Modelling large data structures

Hi,

We are trying to use aerospike with the following use-case, and are looking for feed-back/recommendations as to how we are thinking of modelling the data.

In our use-case, we have a large number of “entities” (initially several hundred thousand, but potentially millions). Each entity has an arbitrary number of “data-contexts” associated with it, and each data-context is essentially a binary blob (potentially quite large, perhaps 50-100Kb each).

The basic process is that an entity and all of it’s data-contexts are retrieved from aerospike, processed by the application, and the entity and any modified data-contexts are stored back.

We expect a very high rate of queries/updates across the data set, but a small number of concurrent accesses to a single entity.

What would be the most efficent way to achieve this?
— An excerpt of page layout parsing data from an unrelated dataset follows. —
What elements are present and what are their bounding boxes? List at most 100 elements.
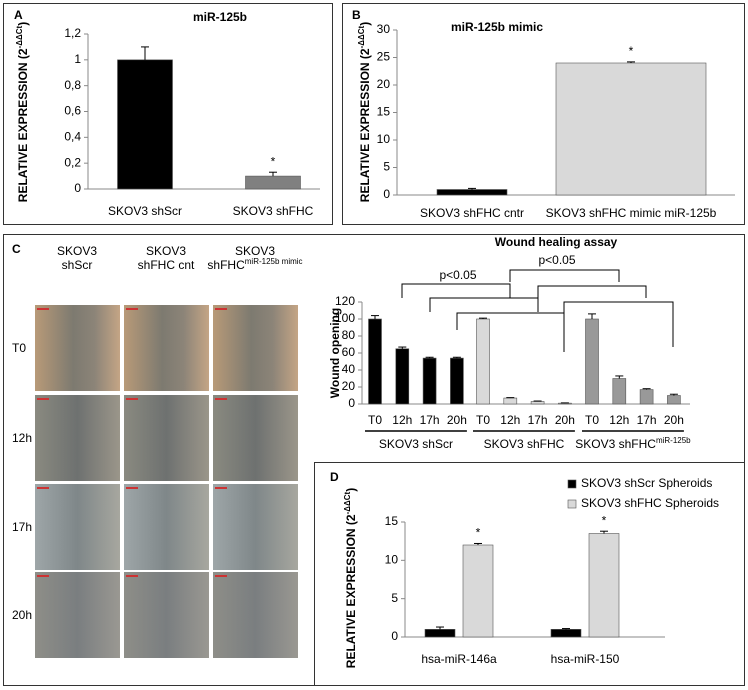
y-tick-label: 10 <box>385 553 399 567</box>
column-label: shScr <box>62 258 93 272</box>
x-tick-label: hsa-miR-150 <box>551 652 620 666</box>
bar <box>588 533 620 638</box>
error-bar <box>425 356 434 359</box>
x-tick-label: 12h <box>609 413 629 427</box>
y-tick-label: 0 <box>74 181 81 195</box>
micrograph <box>213 305 298 391</box>
significance-mark: * <box>271 154 276 168</box>
scale-bar <box>126 308 138 310</box>
row-label: 20h <box>12 608 32 622</box>
error-bar <box>468 187 476 190</box>
x-tick-label: SKOV3 shFHC cntr <box>420 206 524 220</box>
error-bar <box>371 315 379 319</box>
y-tick-label: 60 <box>342 345 356 359</box>
micrograph <box>35 484 120 570</box>
column-label: SKOV3 <box>235 244 275 258</box>
x-tick-label: SKOV3 shFHC <box>233 204 314 218</box>
y-axis-label: RELATIVE EXPRESSION (2-ΔΔCt) <box>343 488 359 668</box>
y-tick-label: 40 <box>342 362 356 376</box>
group-label-part: SKOV3 shFHC <box>484 437 565 451</box>
y-tick-label: 20 <box>342 379 356 393</box>
micrograph <box>213 395 298 481</box>
scale-bar <box>37 308 49 310</box>
bar <box>476 318 490 405</box>
legend-label: SKOV3 shScr Spheroids <box>581 476 712 490</box>
bar <box>422 357 437 405</box>
panel-frame <box>3 3 333 225</box>
panel-label: A <box>14 8 23 22</box>
micrograph <box>124 305 209 391</box>
scale-bar <box>126 575 138 577</box>
micrograph <box>35 395 120 481</box>
error-bar <box>269 171 277 177</box>
scale-bar <box>215 308 227 310</box>
y-tick-label: 0 <box>383 187 390 201</box>
micrograph <box>35 572 120 658</box>
significance-mark: * <box>476 526 481 540</box>
scale-bar <box>215 487 227 489</box>
y-tick-label: 10 <box>377 132 391 146</box>
error-bar <box>474 542 482 545</box>
y-tick-label: 15 <box>377 105 391 119</box>
column-label: SKOV3 <box>146 244 186 258</box>
y-tick-label: 1 <box>74 52 81 66</box>
comparison-bracket <box>563 301 674 347</box>
y-tick-label: 5 <box>383 160 390 174</box>
y-axis-label-part: ) <box>16 22 30 26</box>
micrograph <box>213 572 298 658</box>
micrograph <box>124 572 209 658</box>
y-axis-label-part: RELATIVE EXPRESSION (2 <box>344 514 358 668</box>
y-tick-label: 1,2 <box>64 26 81 40</box>
x-tick-label: 12h <box>392 413 412 427</box>
bar <box>585 318 599 405</box>
y-axis-label-part: ) <box>344 488 358 492</box>
panel-label: C <box>12 242 21 256</box>
chart-title: Wound healing assay <box>495 235 618 249</box>
x-tick-label: hsa-miR-146a <box>421 652 497 666</box>
chart-title: miR-125b mimic <box>451 20 543 34</box>
bar <box>450 357 464 405</box>
error-bar <box>436 626 444 630</box>
error-bar <box>588 313 596 319</box>
bar <box>424 629 456 638</box>
scale-bar <box>126 398 138 400</box>
column-label: shFHCmiR-125b mimic <box>207 257 302 273</box>
error-bar <box>615 375 624 379</box>
row-label: 17h <box>12 520 32 534</box>
x-tick-label: 12h <box>500 413 520 427</box>
legend-label: SKOV3 shFHC Spheroids <box>581 496 719 510</box>
bar <box>639 389 654 405</box>
y-axis-label-part: -ΔΔCt <box>15 25 24 48</box>
error-bar <box>479 317 487 319</box>
x-tick-label: 17h <box>528 413 548 427</box>
error-bar <box>627 61 635 63</box>
group-label-part: SKOV3 shScr <box>379 437 453 451</box>
y-tick-label: 0,8 <box>64 78 81 92</box>
column-label-part: shFHC <box>207 258 245 272</box>
y-tick-label: 0 <box>391 629 398 643</box>
group-label-part: miR-125b <box>656 436 691 445</box>
y-tick-label: 5 <box>391 591 398 605</box>
y-axis-label: Wound opening <box>328 308 342 398</box>
row-label: 12h <box>12 431 32 445</box>
x-tick-label: 20h <box>664 413 684 427</box>
annotation: p<0.05 <box>439 268 476 282</box>
comparison-bracket <box>537 285 647 298</box>
y-tick-label: 15 <box>385 514 399 528</box>
y-tick-label: 120 <box>335 294 355 308</box>
bar <box>117 59 173 190</box>
x-tick-label: 20h <box>555 413 575 427</box>
y-axis-label: RELATIVE EXPRESSION (2-ΔΔCt) <box>357 22 373 202</box>
x-tick-label: 17h <box>420 413 440 427</box>
bar <box>503 397 518 405</box>
group-label: SKOV3 shFHC <box>484 437 565 451</box>
comparison-bracket <box>401 283 511 298</box>
comparison-bracket <box>509 269 620 282</box>
legend-swatch <box>567 479 577 489</box>
y-tick-label: 0,2 <box>64 155 81 169</box>
bar <box>667 395 681 405</box>
annotation: p<0.05 <box>538 253 575 267</box>
scale-bar <box>126 487 138 489</box>
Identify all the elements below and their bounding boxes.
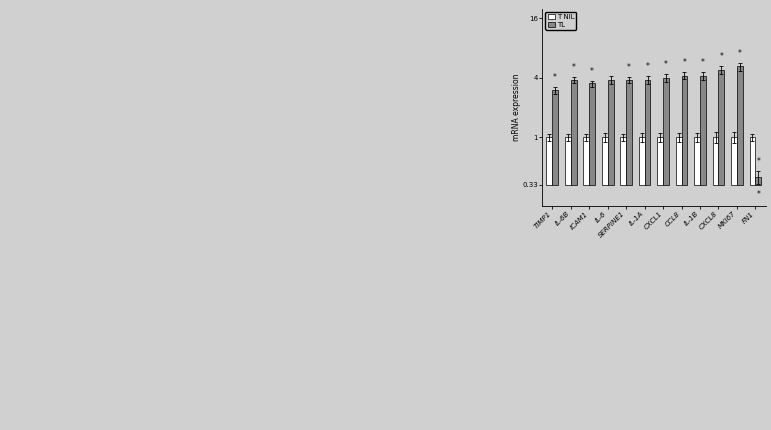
Bar [645, 80, 651, 185]
Bar [608, 80, 614, 185]
Bar [663, 78, 669, 185]
Y-axis label: mRNA expression: mRNA expression [512, 74, 520, 141]
Legend: T NIL, TL: T NIL, TL [546, 12, 576, 30]
Text: *: * [645, 62, 649, 71]
Text: *: * [756, 157, 760, 166]
Text: *: * [590, 67, 594, 76]
Bar [583, 137, 589, 185]
Text: *: * [701, 58, 705, 67]
Text: *: * [756, 190, 760, 199]
Bar [564, 137, 571, 185]
Bar [712, 137, 719, 185]
Bar [675, 137, 682, 185]
Bar [737, 67, 743, 185]
Bar [731, 137, 737, 185]
Bar [589, 83, 595, 185]
Text: *: * [664, 60, 668, 69]
Text: *: * [682, 58, 686, 67]
Text: *: * [627, 63, 631, 72]
Text: G: G [515, 0, 525, 2]
Bar [682, 76, 688, 185]
Text: *: * [719, 52, 723, 61]
Bar [547, 137, 552, 185]
Bar [694, 137, 700, 185]
Bar [700, 76, 706, 185]
Bar [749, 137, 756, 185]
Bar [756, 177, 761, 185]
Bar [552, 90, 558, 185]
Bar [719, 70, 725, 185]
Bar [620, 137, 626, 185]
Bar [601, 137, 608, 185]
Bar [571, 80, 577, 185]
Bar [657, 137, 663, 185]
Text: *: * [738, 49, 742, 58]
Bar [626, 80, 632, 185]
Bar [638, 137, 645, 185]
Text: *: * [571, 63, 575, 72]
Text: *: * [554, 73, 557, 82]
We have experimented with passing the data-contexts and record generation count as parameters to a record UDF. This UDF would check the records generation count to prevent concurrent modification, and use an LDT bin to store chunks of each data-context in a map. We have run into an issue with this approach where it seems the servers Lua cache eventually uses all available memory and crashes the node, possibly because of the amount of data we are passing?

Some additional questions that have been raised are:

  • Are LDT bins suitable for frequent reads and updates?
  • Are there any performance guidelines or benchmarks available when passing large amounts of data to and from Aerospike?
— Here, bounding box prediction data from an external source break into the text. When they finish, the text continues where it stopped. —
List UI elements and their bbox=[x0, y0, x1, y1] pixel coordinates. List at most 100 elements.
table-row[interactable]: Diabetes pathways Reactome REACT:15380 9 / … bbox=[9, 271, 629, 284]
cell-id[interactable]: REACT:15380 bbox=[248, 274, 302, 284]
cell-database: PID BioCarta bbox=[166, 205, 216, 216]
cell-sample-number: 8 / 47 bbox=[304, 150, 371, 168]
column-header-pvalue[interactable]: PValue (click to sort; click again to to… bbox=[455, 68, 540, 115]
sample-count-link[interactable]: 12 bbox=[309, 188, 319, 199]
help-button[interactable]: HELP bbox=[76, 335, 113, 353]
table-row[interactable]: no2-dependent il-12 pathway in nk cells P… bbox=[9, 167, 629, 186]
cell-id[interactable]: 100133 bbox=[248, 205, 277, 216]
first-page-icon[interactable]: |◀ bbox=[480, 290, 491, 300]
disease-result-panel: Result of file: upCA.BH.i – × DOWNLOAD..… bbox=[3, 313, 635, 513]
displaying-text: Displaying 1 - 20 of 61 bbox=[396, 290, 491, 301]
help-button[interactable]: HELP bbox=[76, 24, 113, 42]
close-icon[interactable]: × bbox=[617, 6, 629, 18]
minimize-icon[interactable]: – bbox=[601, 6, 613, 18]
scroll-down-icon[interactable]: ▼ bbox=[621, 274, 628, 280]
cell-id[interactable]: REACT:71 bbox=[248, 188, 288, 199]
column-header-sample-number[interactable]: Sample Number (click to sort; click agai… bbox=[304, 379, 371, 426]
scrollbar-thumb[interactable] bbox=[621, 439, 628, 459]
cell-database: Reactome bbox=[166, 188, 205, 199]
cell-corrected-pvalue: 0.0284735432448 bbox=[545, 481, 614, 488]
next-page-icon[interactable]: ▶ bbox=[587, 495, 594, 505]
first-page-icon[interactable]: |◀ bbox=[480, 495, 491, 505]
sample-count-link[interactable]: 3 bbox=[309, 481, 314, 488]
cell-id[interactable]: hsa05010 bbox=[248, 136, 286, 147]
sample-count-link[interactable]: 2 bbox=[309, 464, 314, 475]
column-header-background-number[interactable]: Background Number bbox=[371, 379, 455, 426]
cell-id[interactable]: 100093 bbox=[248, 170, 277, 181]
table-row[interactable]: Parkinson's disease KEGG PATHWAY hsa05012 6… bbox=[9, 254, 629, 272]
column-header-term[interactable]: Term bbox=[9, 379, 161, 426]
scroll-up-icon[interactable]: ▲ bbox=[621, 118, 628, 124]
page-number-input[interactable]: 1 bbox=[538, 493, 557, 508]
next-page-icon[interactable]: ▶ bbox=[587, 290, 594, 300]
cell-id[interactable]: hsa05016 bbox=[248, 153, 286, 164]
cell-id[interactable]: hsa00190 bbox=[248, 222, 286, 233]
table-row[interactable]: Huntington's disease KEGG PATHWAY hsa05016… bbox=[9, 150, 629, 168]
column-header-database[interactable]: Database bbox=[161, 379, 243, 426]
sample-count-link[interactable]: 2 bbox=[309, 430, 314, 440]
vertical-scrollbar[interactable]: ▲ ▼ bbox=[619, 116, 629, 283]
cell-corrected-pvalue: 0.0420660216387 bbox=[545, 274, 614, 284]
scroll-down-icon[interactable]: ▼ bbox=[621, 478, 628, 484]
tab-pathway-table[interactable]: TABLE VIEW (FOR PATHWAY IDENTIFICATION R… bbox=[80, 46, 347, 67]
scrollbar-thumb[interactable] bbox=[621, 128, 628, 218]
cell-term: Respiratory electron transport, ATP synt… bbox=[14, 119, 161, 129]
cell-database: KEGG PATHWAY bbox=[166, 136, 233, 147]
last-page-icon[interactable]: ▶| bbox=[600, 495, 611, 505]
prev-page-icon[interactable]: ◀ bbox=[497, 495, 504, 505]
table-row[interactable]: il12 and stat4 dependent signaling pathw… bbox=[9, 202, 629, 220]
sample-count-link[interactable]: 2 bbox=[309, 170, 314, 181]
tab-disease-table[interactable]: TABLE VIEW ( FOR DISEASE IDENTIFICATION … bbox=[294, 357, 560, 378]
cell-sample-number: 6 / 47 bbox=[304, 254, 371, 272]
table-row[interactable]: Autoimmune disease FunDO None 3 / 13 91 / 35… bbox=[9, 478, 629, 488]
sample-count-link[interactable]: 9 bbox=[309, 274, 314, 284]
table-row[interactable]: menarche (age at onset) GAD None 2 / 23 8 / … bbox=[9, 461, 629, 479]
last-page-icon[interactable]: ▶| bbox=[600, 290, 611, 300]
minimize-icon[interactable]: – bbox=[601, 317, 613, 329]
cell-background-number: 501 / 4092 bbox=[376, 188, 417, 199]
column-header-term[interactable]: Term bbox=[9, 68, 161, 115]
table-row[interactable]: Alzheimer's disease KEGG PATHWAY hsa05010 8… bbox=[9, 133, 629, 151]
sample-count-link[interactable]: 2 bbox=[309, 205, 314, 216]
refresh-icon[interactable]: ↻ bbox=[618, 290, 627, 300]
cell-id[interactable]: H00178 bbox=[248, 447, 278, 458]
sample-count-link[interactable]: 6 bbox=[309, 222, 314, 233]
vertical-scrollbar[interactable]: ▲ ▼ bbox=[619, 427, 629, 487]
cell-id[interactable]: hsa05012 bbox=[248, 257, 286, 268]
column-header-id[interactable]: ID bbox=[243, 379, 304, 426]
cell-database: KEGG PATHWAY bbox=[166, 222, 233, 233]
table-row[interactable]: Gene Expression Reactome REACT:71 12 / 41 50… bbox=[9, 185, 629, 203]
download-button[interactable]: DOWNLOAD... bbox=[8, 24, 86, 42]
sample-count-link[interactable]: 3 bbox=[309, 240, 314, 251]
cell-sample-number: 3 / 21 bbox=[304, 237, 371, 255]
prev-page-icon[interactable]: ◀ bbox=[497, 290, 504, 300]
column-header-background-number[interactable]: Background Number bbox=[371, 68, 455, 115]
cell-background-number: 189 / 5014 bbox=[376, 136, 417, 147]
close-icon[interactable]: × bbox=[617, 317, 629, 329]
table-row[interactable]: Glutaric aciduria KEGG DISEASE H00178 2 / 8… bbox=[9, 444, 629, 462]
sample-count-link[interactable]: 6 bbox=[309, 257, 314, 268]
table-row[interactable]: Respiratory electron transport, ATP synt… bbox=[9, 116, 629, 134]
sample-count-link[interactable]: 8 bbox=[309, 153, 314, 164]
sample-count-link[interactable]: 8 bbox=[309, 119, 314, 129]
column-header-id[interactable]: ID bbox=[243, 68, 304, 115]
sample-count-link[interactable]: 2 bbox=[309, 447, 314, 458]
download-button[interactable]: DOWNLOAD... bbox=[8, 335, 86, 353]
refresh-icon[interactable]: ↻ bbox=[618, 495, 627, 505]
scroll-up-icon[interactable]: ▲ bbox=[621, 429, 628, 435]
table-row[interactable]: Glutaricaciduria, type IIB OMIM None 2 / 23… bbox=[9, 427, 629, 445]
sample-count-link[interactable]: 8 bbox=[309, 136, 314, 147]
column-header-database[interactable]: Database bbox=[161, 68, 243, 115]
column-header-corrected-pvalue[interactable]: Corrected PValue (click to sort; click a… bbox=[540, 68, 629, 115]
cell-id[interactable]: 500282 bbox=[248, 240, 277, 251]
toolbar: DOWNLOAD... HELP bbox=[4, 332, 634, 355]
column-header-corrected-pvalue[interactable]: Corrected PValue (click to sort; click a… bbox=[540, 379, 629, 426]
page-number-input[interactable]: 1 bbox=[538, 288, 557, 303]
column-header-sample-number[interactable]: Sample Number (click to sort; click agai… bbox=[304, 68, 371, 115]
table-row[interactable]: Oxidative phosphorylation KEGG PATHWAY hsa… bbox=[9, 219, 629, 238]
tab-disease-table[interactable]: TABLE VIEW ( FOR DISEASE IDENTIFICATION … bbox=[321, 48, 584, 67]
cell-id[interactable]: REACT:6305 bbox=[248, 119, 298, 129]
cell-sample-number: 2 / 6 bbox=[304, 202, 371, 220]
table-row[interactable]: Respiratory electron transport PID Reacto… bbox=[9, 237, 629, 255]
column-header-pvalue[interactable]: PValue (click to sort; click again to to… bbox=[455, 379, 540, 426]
LDT’s are not really recommended, and you don’t need them for that size of data.

Store a record for each entity, with any general information you need, and use a list or map bin that stores the primary keys of all the associated data context. Then store the data-contexts as individual records, perhaps in another set for organization.

You can do 1 operation to lookup the entity record and set a value on a bin as a lock, then read all the primary keys for the data-contexts and fetch them all efficiently with a batch get. Do your processing and store them all again and remove or unset the lock bin value on the entity record.

You can also use a secondary index and store the entity’s primary key as a value on all the data-contexts so you can retrieve them through a query, this will scale better if you have thousands (or more) of data-contexts for an entity as your records are limited in size (defaults to the write block size).